In other news, Tart is now being cut free for simplicity. Things were fine when all she was offering were fun and games, but now she is poking for more of a relationship and I have already had one with her, which ended badly, so no thanks. Another one down, though a few more potentials on the horizon. I will have to tell you about those should something actually come of them. Affair is still demonstrating more and more interest, I get the strong feeling her current boyfriend is ignoring her, and given that this is one of only two girls I have ever met with a sex drive to match mine it must be driving her insane.

And of course, as always, there is Stalker. She has now taken to sending me pictures, from a range of different e-mail addresses and accompanied by stories. The pictures are quite obviously of her, but for some reason they really do not push any buttons I might have. I think my dislike of her is preventing me from becoming aroused by such images, even though they would should they come from other people.

04 November 2007

Party Dresses and Distractions

We may have been a little late for the party yesterday. I take no responsibility for this. All Sweetie would have needed to do was tell me to stop and I would have done. But she was wearing such a nice little red dress, lovely and form fitting. I could not resist it. So we ended up with her bent forwards over the bed, her dress shoved up around her hips, her panties on the floor somewhere, and me fucking her from behind. We did not manage to find her panties afterwards, so she had to go without for the night. Made things easier when we got back from the party and repeated, and in the taxi there and on the way back where I enjoyed fingering her quietly.

We did get to the party in time for food though, and I even did a little dancing afterwards. I do not often dance, so this is a very rare occasion. Food was very nice indeed, three full courses, steak for the main course and creme brulee for dessert.

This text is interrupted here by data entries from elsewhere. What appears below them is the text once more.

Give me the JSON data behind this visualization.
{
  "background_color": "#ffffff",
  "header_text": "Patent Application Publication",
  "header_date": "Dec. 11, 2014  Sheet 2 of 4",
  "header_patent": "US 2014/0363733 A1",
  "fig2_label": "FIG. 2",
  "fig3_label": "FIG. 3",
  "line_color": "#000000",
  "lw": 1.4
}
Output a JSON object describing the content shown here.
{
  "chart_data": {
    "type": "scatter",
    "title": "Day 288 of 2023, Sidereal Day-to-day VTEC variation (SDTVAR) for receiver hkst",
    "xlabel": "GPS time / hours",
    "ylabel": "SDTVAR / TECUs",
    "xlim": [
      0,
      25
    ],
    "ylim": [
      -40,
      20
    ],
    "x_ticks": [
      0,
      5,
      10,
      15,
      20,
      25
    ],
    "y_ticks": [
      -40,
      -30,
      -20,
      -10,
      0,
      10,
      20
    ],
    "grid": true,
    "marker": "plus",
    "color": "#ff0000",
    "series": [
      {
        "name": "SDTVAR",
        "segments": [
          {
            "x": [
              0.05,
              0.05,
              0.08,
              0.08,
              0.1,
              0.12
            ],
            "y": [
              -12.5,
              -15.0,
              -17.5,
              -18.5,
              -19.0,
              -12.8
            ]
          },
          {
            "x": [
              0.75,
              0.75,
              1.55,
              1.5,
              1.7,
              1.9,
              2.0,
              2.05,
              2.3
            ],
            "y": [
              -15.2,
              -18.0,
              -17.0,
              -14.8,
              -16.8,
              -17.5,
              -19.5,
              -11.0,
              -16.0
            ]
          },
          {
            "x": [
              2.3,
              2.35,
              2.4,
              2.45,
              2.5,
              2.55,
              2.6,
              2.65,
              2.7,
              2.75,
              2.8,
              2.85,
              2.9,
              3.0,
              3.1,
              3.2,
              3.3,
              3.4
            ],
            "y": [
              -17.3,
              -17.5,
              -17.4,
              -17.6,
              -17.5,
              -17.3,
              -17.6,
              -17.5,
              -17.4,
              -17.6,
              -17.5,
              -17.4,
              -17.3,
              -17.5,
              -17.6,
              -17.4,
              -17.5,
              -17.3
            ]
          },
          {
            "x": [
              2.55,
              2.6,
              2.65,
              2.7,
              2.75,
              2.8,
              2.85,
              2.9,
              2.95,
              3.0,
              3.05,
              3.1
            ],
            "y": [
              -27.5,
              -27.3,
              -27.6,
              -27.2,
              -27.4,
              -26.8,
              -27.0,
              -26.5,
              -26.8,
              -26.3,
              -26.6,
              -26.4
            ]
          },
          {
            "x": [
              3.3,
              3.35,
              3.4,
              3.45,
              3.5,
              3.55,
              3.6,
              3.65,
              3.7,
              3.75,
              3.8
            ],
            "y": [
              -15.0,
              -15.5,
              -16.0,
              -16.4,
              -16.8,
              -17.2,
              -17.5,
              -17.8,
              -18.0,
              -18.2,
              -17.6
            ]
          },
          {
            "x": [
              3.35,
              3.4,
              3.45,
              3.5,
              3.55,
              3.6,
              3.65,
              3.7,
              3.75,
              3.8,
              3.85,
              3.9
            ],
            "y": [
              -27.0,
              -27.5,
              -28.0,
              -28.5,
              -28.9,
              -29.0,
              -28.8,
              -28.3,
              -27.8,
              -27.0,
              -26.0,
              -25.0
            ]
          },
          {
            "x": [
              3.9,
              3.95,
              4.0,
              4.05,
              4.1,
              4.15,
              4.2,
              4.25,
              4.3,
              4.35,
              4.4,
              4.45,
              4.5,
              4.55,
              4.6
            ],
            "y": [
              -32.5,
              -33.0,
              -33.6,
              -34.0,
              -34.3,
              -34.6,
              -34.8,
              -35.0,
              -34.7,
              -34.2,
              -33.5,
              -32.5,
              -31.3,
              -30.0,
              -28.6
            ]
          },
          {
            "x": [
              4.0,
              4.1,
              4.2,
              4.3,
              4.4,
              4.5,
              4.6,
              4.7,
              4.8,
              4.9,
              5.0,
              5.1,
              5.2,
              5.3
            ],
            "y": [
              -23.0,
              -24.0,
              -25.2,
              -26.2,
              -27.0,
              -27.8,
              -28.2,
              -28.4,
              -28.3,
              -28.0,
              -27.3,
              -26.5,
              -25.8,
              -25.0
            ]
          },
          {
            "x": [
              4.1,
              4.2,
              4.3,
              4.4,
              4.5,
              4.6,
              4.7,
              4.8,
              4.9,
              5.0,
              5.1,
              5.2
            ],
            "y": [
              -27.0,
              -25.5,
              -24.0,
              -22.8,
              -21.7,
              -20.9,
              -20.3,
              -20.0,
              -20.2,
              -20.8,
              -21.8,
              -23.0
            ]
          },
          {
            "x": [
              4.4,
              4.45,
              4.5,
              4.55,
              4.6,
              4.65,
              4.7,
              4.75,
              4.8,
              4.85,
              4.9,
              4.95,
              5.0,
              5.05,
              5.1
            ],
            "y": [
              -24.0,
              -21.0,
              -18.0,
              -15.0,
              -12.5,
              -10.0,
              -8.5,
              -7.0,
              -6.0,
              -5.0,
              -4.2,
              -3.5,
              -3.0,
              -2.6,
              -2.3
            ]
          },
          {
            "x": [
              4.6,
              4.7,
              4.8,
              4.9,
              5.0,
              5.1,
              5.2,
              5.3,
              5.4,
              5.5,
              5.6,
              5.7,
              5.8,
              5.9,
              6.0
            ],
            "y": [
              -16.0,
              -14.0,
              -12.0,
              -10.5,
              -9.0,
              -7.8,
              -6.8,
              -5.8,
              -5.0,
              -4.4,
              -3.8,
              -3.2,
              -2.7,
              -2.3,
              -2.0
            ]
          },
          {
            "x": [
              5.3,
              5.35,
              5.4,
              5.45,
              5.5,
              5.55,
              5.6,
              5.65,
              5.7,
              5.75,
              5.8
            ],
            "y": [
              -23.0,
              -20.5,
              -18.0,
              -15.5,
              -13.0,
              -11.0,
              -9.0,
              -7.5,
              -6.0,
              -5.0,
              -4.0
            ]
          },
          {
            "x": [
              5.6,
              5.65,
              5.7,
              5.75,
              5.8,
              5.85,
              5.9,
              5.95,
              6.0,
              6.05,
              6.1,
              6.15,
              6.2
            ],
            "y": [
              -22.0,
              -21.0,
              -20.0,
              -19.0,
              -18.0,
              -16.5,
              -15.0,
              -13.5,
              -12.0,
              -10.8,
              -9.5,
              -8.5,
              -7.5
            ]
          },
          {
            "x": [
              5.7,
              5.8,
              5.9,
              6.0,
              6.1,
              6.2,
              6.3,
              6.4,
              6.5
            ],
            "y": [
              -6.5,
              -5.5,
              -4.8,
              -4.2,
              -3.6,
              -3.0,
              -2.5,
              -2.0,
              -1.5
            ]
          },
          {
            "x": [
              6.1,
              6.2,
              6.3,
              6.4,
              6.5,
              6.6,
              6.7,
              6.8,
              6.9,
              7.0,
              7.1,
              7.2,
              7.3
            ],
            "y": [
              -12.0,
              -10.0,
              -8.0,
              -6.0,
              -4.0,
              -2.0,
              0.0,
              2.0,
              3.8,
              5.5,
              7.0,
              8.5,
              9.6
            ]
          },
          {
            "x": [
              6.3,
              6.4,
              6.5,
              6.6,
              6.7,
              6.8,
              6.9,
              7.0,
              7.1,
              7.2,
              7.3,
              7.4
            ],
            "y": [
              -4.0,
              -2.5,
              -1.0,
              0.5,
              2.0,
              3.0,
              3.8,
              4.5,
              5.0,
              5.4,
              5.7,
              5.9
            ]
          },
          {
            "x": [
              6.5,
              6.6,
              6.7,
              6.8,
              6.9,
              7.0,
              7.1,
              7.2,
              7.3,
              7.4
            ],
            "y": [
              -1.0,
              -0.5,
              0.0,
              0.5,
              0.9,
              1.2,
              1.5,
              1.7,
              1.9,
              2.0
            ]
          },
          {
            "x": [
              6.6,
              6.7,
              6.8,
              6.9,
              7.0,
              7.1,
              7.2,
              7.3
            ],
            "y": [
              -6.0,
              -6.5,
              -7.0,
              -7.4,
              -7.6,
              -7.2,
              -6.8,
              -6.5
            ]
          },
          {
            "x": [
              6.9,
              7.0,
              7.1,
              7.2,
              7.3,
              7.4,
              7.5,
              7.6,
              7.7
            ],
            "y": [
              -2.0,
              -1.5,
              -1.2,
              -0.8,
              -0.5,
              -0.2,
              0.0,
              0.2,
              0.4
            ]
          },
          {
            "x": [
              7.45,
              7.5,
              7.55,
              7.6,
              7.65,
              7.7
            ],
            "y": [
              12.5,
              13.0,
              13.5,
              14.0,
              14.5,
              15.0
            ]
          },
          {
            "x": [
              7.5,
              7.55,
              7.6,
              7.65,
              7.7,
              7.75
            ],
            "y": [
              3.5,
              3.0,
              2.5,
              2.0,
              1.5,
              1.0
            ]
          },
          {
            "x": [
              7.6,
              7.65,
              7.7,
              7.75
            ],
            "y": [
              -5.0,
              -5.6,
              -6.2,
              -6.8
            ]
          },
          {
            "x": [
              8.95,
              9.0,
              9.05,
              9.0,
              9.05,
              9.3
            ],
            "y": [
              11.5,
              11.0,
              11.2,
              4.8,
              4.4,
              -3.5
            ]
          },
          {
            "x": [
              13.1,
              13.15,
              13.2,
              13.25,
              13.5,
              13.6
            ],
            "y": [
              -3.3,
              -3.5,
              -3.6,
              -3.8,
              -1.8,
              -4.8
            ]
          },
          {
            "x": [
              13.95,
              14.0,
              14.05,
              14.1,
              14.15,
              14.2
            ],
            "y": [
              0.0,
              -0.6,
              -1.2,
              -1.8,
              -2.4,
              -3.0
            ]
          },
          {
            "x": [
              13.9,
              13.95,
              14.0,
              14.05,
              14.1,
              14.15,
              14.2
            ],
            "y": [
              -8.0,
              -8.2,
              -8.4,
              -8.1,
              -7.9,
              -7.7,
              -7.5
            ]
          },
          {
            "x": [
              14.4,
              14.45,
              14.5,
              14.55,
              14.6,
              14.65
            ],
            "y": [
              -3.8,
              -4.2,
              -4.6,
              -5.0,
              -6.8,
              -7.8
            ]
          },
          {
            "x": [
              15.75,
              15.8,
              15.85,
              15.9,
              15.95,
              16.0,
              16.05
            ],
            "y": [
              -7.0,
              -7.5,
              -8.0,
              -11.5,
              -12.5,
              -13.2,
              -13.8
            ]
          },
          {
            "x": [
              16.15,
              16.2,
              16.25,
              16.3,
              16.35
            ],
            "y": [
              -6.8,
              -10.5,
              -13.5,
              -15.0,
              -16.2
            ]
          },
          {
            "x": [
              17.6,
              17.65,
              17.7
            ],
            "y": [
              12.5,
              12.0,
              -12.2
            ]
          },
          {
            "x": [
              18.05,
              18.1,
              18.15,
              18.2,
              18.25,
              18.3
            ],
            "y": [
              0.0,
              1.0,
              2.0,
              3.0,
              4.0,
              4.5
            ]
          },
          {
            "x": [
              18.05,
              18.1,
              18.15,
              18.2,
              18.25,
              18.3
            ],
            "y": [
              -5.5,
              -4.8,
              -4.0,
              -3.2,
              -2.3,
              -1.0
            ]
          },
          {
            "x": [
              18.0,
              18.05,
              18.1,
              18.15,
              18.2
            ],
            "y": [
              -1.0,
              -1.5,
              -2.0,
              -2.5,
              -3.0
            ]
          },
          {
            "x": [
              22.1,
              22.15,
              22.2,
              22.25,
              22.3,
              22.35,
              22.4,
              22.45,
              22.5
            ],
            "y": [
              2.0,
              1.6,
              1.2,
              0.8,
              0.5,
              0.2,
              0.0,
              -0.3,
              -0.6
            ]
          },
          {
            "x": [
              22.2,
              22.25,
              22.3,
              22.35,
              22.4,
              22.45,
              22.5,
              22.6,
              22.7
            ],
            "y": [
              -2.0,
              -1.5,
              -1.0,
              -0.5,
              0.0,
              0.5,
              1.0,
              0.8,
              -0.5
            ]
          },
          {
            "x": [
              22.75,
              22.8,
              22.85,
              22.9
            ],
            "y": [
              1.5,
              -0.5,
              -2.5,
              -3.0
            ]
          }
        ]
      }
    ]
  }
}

In other news, Affair is demonstrating more interest. To the point of telling me when her boyfriend is out and asking me to please come up, fuck her, and cover her in cum. Those are her words not mine. There were also mentions of taking pictures of her before, after and during. I may have to scrape the money together to go and see her. I could do with something relatively kinky after a weekend of fairly vanilla.

Oh, last incident with Sweetie was this morning. I woke up horny, and she was asleep. Apparently she does not mind being woken up with sex in the morning, though I am curious what she was dreaming about as my real name is certainly not Mike.